Desirable Skill Set:

  • Good knowledge and experience of the Linux operating system and Python/Bash scripting.
  • Strong foundation in the application of XPath to processing XML/HTML.
  • Solid grasp of web technologies and protocols (HTML, XPath, JSON, HTTP, CSS etc.).
  • Experienced in the use of version control and code sharing repositories e.g. git/github.
  • Familiarity with Regular Expressions (regex).
  • Experienced in the use of browser-based debuggers e.g.
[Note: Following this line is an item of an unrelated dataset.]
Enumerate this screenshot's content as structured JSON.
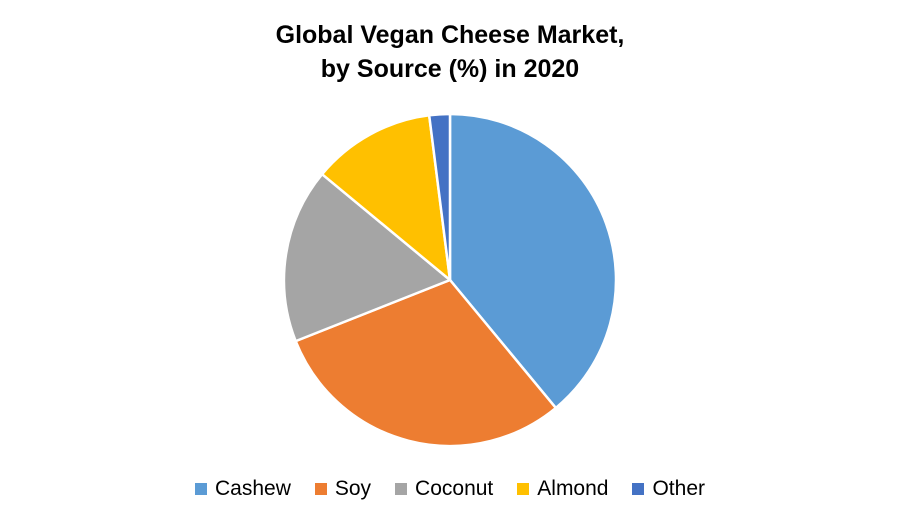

Chrome debugger.

Personal Skills:

  • Keen attention to detail.
  • Ability to thoroughly follow written instructions.
  • Excellent written and verbal communication skills.
  • Eager to learn new technical skills and grow.
  • Team-oriented, with good interpersonal skills.
  • Must be self-motivated and demonstrate a 'can do' attitude.

Qualifications:

  • Bachelor's Degree (BSc/BE/BCA) in Computer Science/IT/Electronics.
  • Master's Degree Preferred (MSc/MCA/MTech).
  • 0-3 years of experience in web-based application development.